Для последней строки, эх, не вырвать у птицы пера.

Неповинной главе всех и дел-то, что ждать топора

да зеленого лавра.

(II; 162)

«Зеленый лавр» напоминает о совете музе в пушкинском «Я памятник себе воздвиг нерукотворный…»:

Веленью божию, о муза, будь послушна,

Обиды не страшась, не требуя венца…

(III; 340)

При сходстве на уровне означающих, создающем иллюзию синонимии (зеленый лавр как синоним венца), означаемые у этих слов и выражений различны. Пушкин обозначает словом «венец» лавровый венок — знак славы поэта, который в русской поэзии 1810–1830-х гг. чаще всего именовался именно «венком»[353]. Выбор автором стихотворения «Я памятник себе воздвиг нерукотворный…» означающего «венец» не случаен: в пушкинском тексте поэту приписывается атрибут «царственности» (его мысленный памятник «вознесся выше <…> главою непокорной / Александрийского столпа» [III; 340] — колонны — памятника императору Александру I[354]). Таким образом, «венец», означая «лавровый венок»[355], наделен коннотациями «царский венец».

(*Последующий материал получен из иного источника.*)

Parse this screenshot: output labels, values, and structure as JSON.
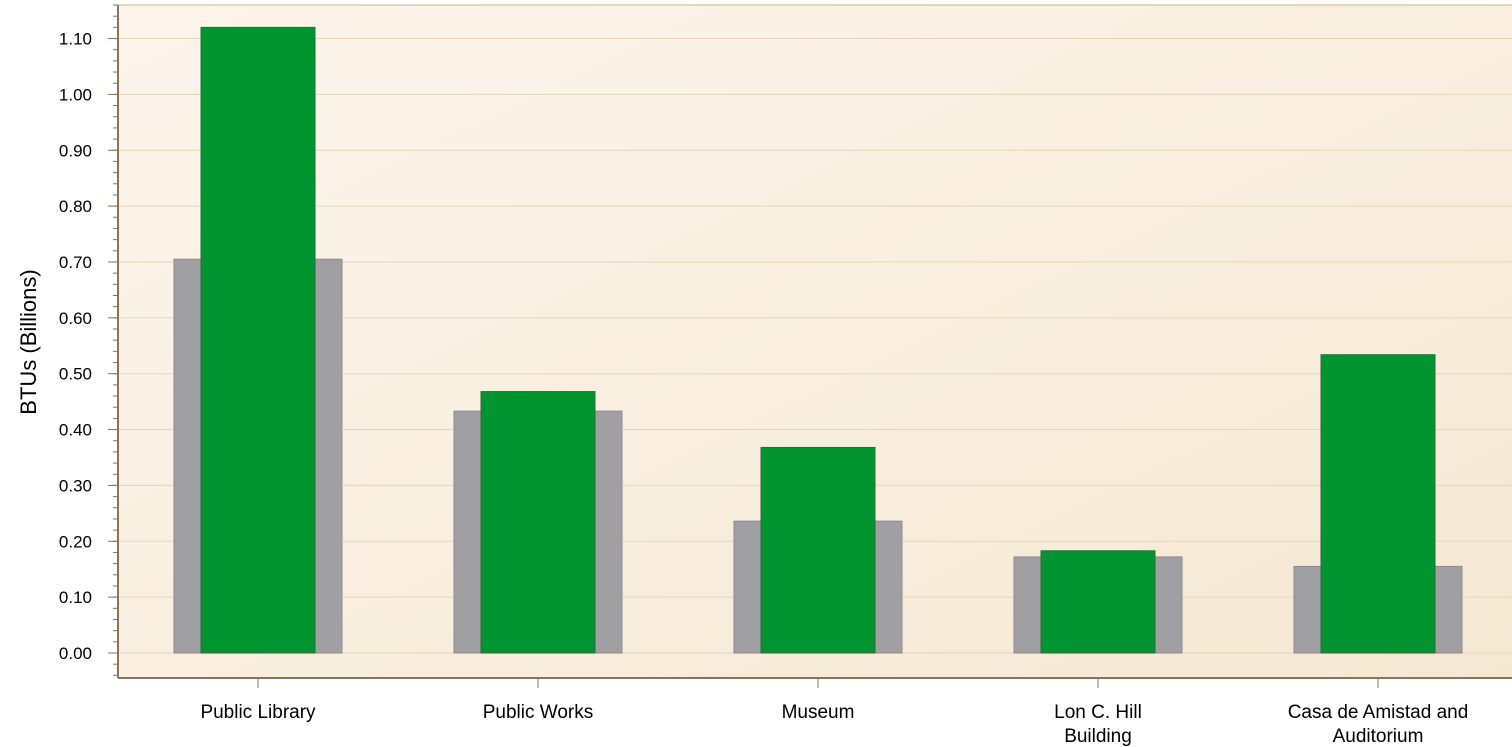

Отказ от венка/венца у Пушкина — это отвержение жажды к славе, жест, демонстрирующий независимость: пушкинский поэт представлен, в отличие от горациевского, хранителем и ценителем личной свободы — высшей ценности бытия. В отличие от пушкинской музы, поэту Бродского лавровый венок обеспечен — вместе с плахой. Но «зеленый лавр» — выражение многозначное, обозначающее не только «венок», но и «венец». «Зеленый лавр» — награда поэту Бродского за стихи, оплаченные ценою смерти; но, поставленное в один семантический ряд с «топором», это выражение указывает также и на венец как знак мученичества (венец мученический) и на его первообраз — терновый венец Христа[356]. Выражение «зеленый лавр» восходит не только к Горацию и Пушкину, но и к лермонтовскому стихотворению «Смерть Поэта», в котором венец совмещает признаки венка (в обманчивом внешнем виде) и венца (по своей сути):

И прежний сняв венок — они венец терновый,

          Увитый лаврами, надели на него:

                    Но иглы тайные сурово

                    Язвили славное чело…[357]

(I, 257)

Под пером Бродского пушкинские строки о долгой славе поэта в поколениях превращаются в стихи о неизбежной гибели[358].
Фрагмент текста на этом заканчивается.